Cap. 3
Quasi un mese
dopo.
Era un tardo pomeriggio autunnale.
Il negozio di fiori Yamanaka era deserto.
L’ultimo cliente era uscito almeno
da due ore e, a meno che non ci fosse stato un miracolo o qualcosa del
genere, nessun
altro sarebbe entrato per quella sera.
Ino era seduta dietro il bancone,
l’aria annoiata, lo sguardo stanco, il mento all’in
giù.
“Mamma, posso chiudere? Non credo
che verrà qualcuno ormai. E poi devo ancora finire di
studiare:” Urlò Ino,
sperando che sua madre riuscisse a sentirla nonostante si trovasse nel retro del negozio.
“Ma domani non c’è il sorteggio
delle nuove squadre? E poi non si fa lezione il giorno del
sorteggio.” Le
risposero le urla di sua madre.
“Devo recuperare l’impreparato in
storia.” Le disse, sempre urlando.
“Non dovevi essere interrogata
ieri per quello?” Le rispose sua madre, con una punta di
irritazione della
voce.
“Cavolo! Volevo dire Geografia!”
Disse Ino. Aveva completamente dimenticato di aver raccontato a sua
madre di
essere stata già interrogata per recuperare quel voto.
“All’Accademia di Konoha non si
studia Geografia.

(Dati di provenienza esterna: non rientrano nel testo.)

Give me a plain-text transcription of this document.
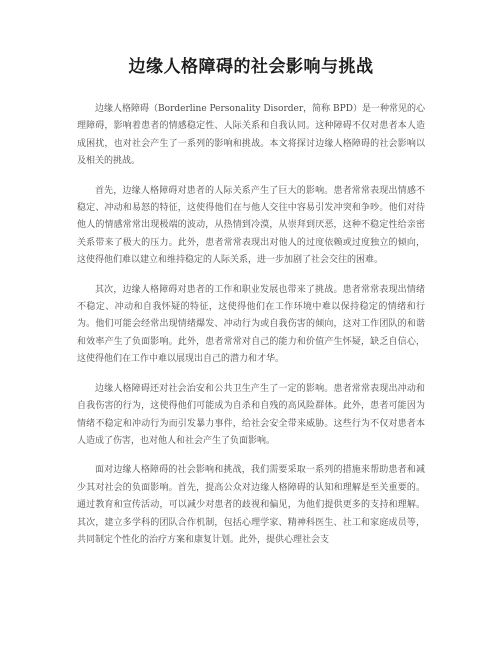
边缘人格障碍的社会影响与挑战

边缘人格障碍（Borderline Personality Disorder，简称 BPD）是一种常见的心理障碍，影响着患者的情感稳定性、人际关系和自我认同。这种障碍不仅对患者本人造成困扰，也对社会产生了一系列的影响和挑战。本文将探讨边缘人格障碍的社会影响以及相关的挑战。

首先，边缘人格障碍对患者的人际关系产生了巨大的影响。患者常常表现出情感不稳定、冲动和易怒的特征，这使得他们在与他人交往中容易引发冲突和争吵。他们对待他人的情感常常出现极端的波动，从热情到冷漠，从崇拜到厌恶，这种不稳定性给亲密关系带来了极大的压力。此外，患者常常表现出对他人的过度依赖或过度独立的倾向，这使得他们难以建立和维持稳定的人际关系，进一步加剧了社会交往的困难。

其次，边缘人格障碍对患者的工作和职业发展也带来了挑战。患者常常表现出情绪不稳定、冲动和自我怀疑的特征，这使得他们在工作环境中难以保持稳定的情绪和行为。他们可能会经常出现情绪爆发、冲动行为或自我伤害的倾向，这对工作团队的和谐和效率产生了负面影响。此外，患者常常对自己的能力和价值产生怀疑，缺乏自信心，这使得他们在工作中难以展现出自己的潜力和才华。

边缘人格障碍还对社会治安和公共卫生产生了一定的影响。患者常常表现出冲动和自我伤害的行为，这使得他们可能成为自杀和自残的高风险群体。此外，患者可能因为情绪不稳定和冲动行为而引发暴力事件，给社会安全带来威胁。这些行为不仅对患者本人造成了伤害，也对他人和社会产生了负面影响。

面对边缘人格障碍的社会影响和挑战，我们需要采取一系列的措施来帮助患者和减少其对社会的负面影响。首先，提高公众对边缘人格障碍的认知和理解是至关重要的。通过教育和宣传活动，可以减少对患者的歧视和偏见，为他们提供更多的支持和理解。其次，建立多学科的团队合作机制，包括心理学家、精神科医生、社工和家庭成员等，共同制定个性化的治疗方案和康复计划。此外，提供心理社会支
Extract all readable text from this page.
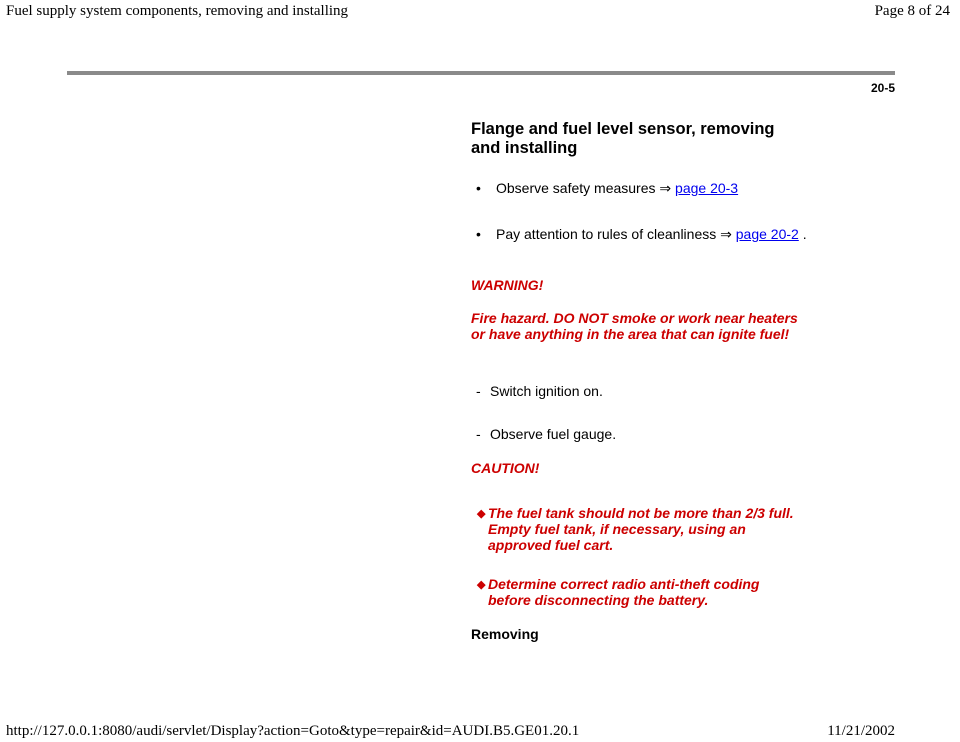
Fuel supply system components, removing and installing	Page 8 of 24
20-5
Flange and fuel level sensor, removing and installing
• Observe safety measures ⇒ page 20-3
• Pay attention to rules of cleanliness ⇒ page 20-2 .
WARNING!
Fire hazard. DO NOT smoke or work near heaters or have anything in the area that can ignite fuel!
- Switch ignition on.
- Observe fuel gauge.
CAUTION!
◆ The fuel tank should not be more than 2/3 full. Empty fuel tank, if necessary, using an approved fuel cart.
◆ Determine correct radio anti-theft coding before disconnecting the battery.
Removing
http://127.0.0.1:8080/audi/servlet/Display?action=Goto&type=repair&id=AUDI.B5.GE01.20.1	11/21/2002
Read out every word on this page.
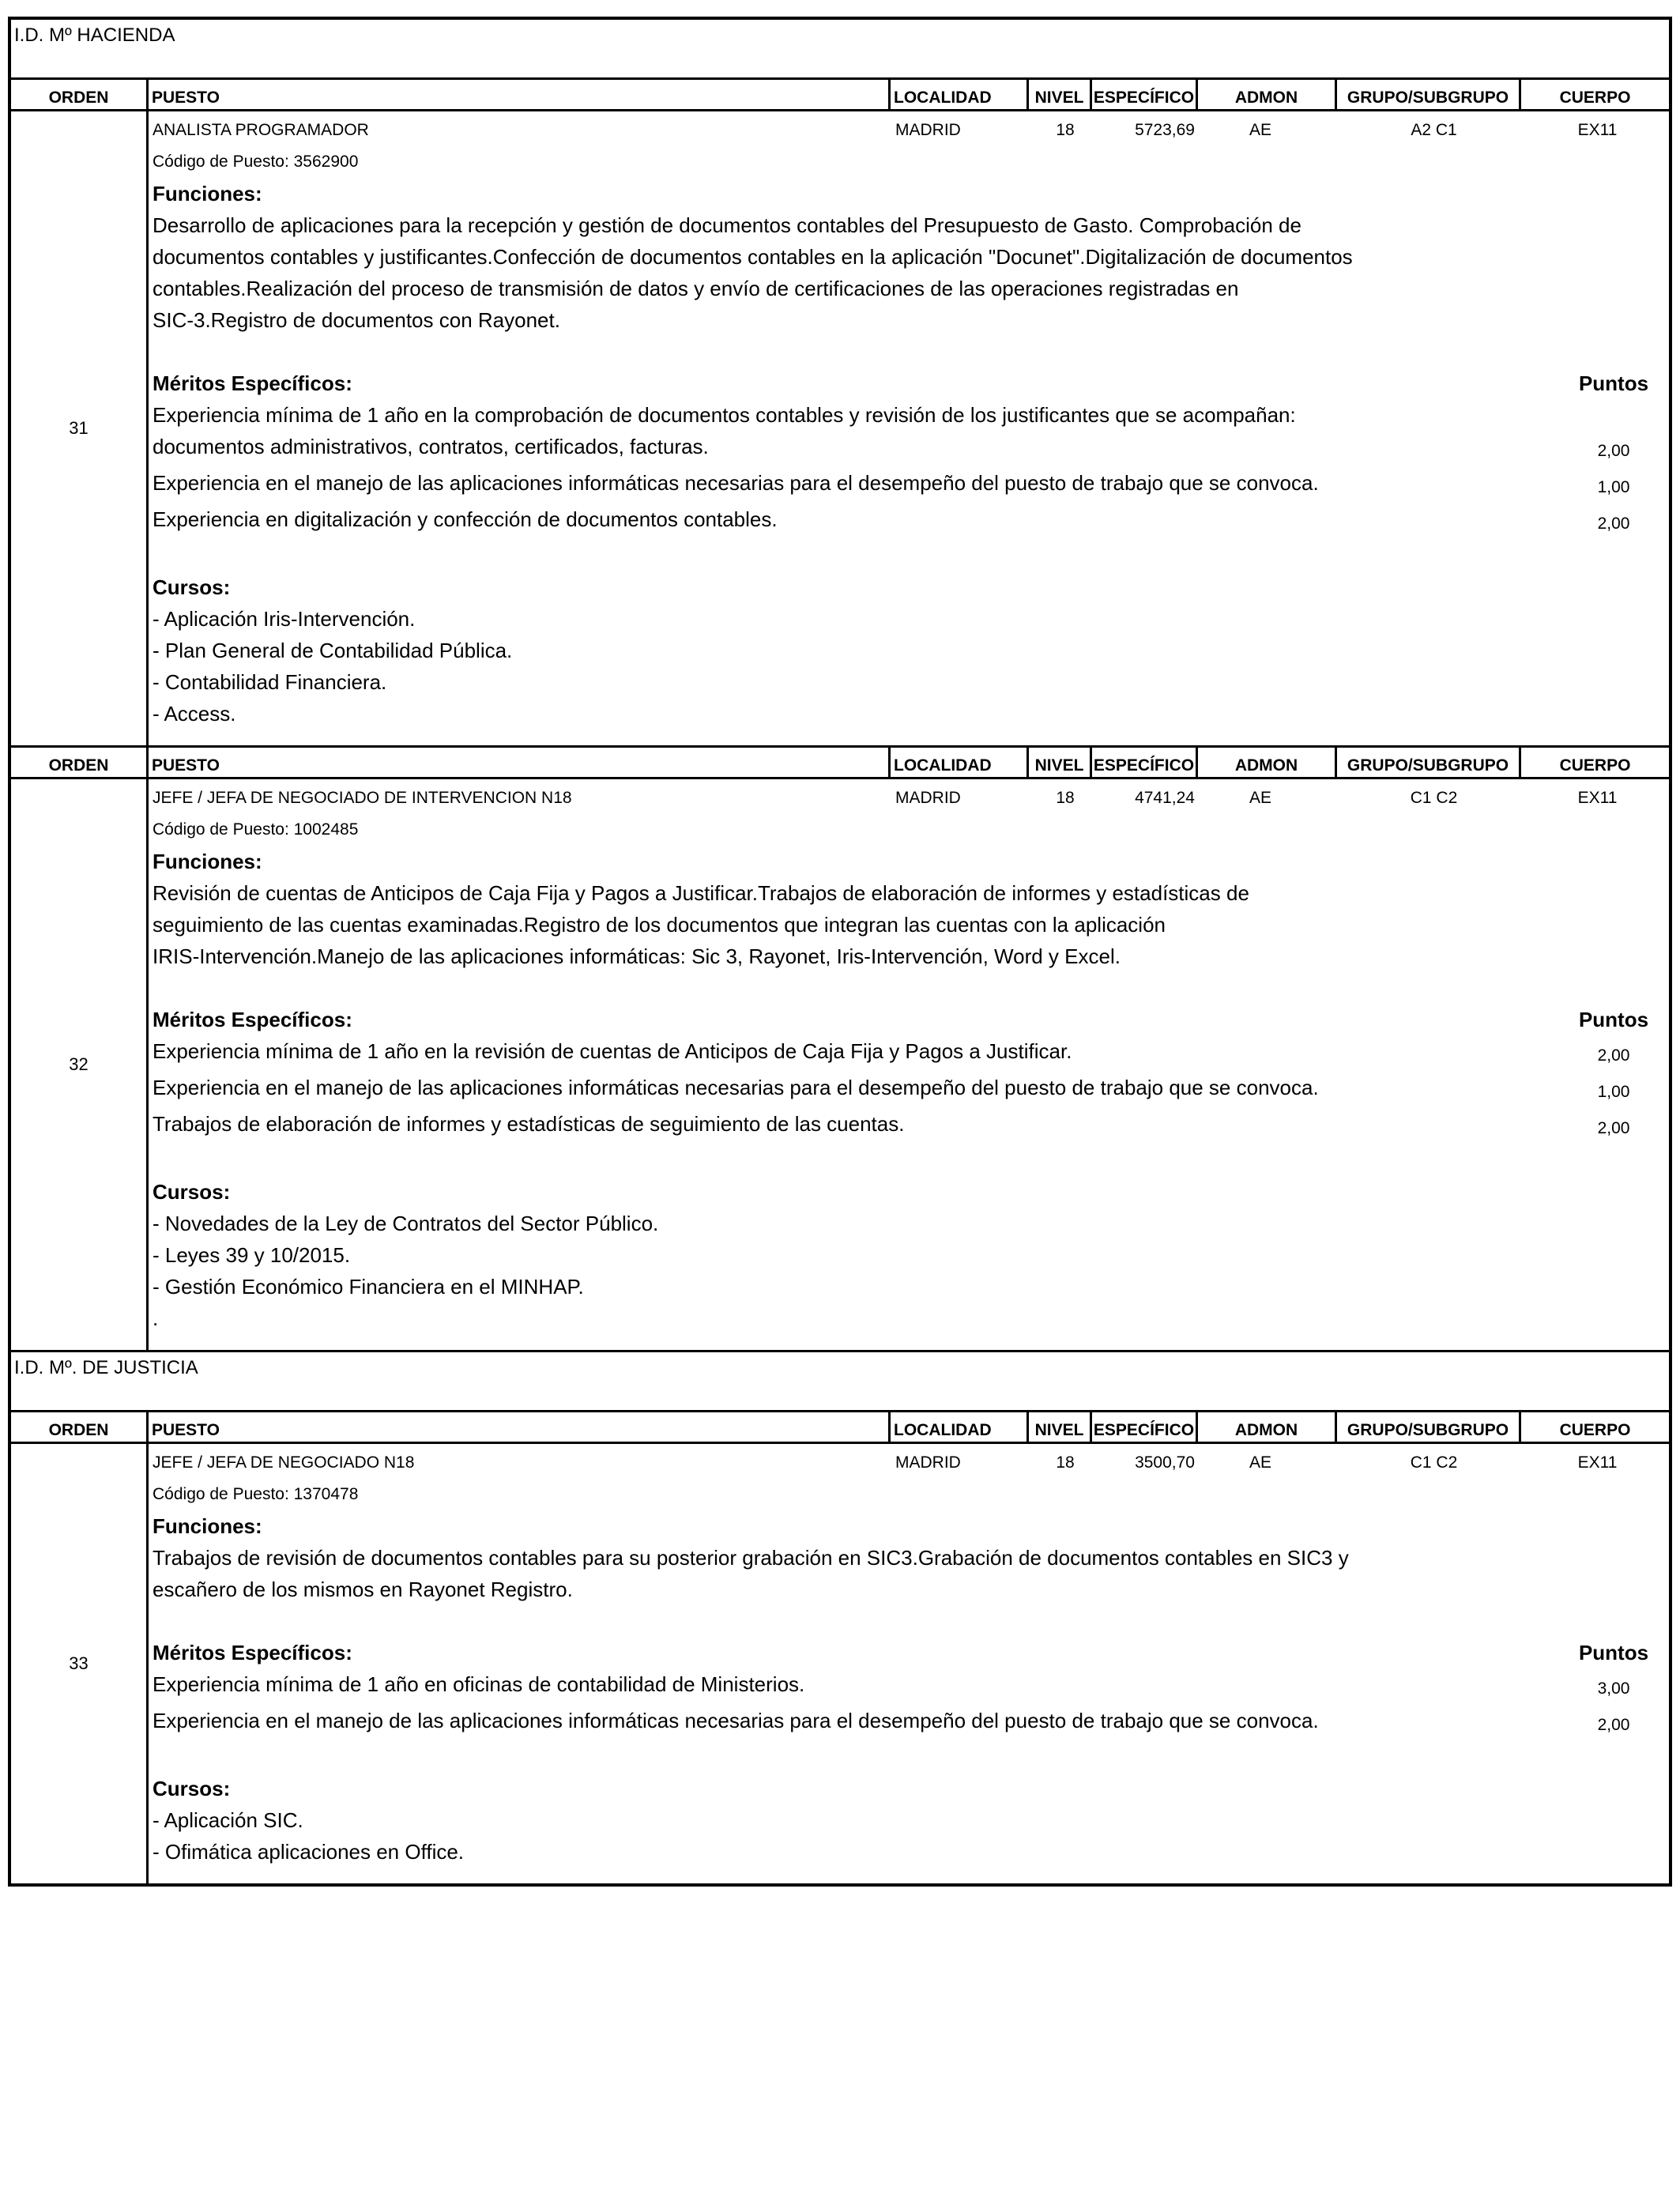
I.D. Mº HACIENDA
ORDEN	PUESTO	LOCALIDAD	NIVEL ESPECÍFICO	ADMON	GRUPO/SUBGRUPO	CUERPO
31
ANALISTA PROGRAMADOR	MADRID	18	5723,69	AE	A2 C1	EX11
Código de Puesto: 3562900
Funciones:
Desarrollo de aplicaciones para la recepción y gestión de documentos contables del Presupuesto de Gasto. Comprobación de
documentos contables y justificantes.Confección de documentos contables en la aplicación "Docunet".Digitalización de documentos
contables.Realización del proceso de transmisión de datos y envío de certificaciones de las operaciones registradas en
SIC-3.Registro de documentos con Rayonet.
Méritos Específicos:	Puntos
Experiencia mínima de 1 año en la comprobación de documentos contables y revisión de los justificantes que se acompañan:
documentos administrativos, contratos, certificados, facturas.	2,00
Experiencia en el manejo de las aplicaciones informáticas necesarias para el desempeño del puesto de trabajo que se convoca.	1,00
Experiencia en digitalización y confección de documentos contables.	2,00
Cursos:
- Aplicación Iris-Intervención.
- Plan General de Contabilidad Pública.
- Contabilidad Financiera.
- Access.
ORDEN	PUESTO	LOCALIDAD	NIVEL ESPECÍFICO	ADMON	GRUPO/SUBGRUPO	CUERPO
32
JEFE / JEFA DE NEGOCIADO DE INTERVENCION N18	MADRID	18	4741,24	AE	C1 C2	EX11
Código de Puesto: 1002485
Funciones:
Revisión de cuentas de Anticipos de Caja Fija y Pagos a Justificar.Trabajos de elaboración de informes y estadísticas de
seguimiento de las cuentas examinadas.Registro de los documentos que integran las cuentas con la aplicación
IRIS-Intervención.Manejo de las aplicaciones informáticas: Sic 3, Rayonet, Iris-Intervención, Word y Excel.
Méritos Específicos:	Puntos
Experiencia mínima de 1 año en la revisión de cuentas de Anticipos de Caja Fija y Pagos a Justificar.	2,00
Experiencia en el manejo de las aplicaciones informáticas necesarias para el desempeño del puesto de trabajo que se convoca.	1,00
Trabajos de elaboración de informes y estadísticas de seguimiento de las cuentas.	2,00
Cursos:
- Novedades de la Ley de Contratos del Sector Público.
- Leyes 39 y 10/2015.
- Gestión Económico Financiera en el MINHAP.
.
I.D. Mº. DE JUSTICIA
ORDEN	PUESTO	LOCALIDAD	NIVEL ESPECÍFICO	ADMON	GRUPO/SUBGRUPO	CUERPO
33
JEFE / JEFA DE NEGOCIADO N18	MADRID	18	3500,70	AE	C1 C2	EX11
Código de Puesto: 1370478
Funciones:
Trabajos de revisión de documentos contables para su posterior grabación en SIC3.Grabación de documentos contables en SIC3 y
escañero de los mismos en Rayonet Registro.
Méritos Específicos:	Puntos
Experiencia mínima de 1 año en oficinas de contabilidad de Ministerios.	3,00
Experiencia en el manejo de las aplicaciones informáticas necesarias para el desempeño del puesto de trabajo que se convoca.	2,00
Cursos:
- Aplicación SIC.
- Ofimática aplicaciones en Office.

Quella si fa solo fino alle elementari.” Le
rispose una voce,
che certamente non somigliava a per niente a quella di sua madre.
Al contrario, era senza dubbio la
voce di un uomo, calma e, cosa sorprendente, sembrava provenire
dall’entrata
del negozio.
“Chi è là?” Chiese Ino,
indecisa
se uscire da dietro il bancone o nascondercisi.
“Dovresti imparare a ricordarti
delle bugie che racconti. Fossi stata mandata in missione, ti saresti
messa da
sola nei guai come una alle prime armi.” Rispose la voce.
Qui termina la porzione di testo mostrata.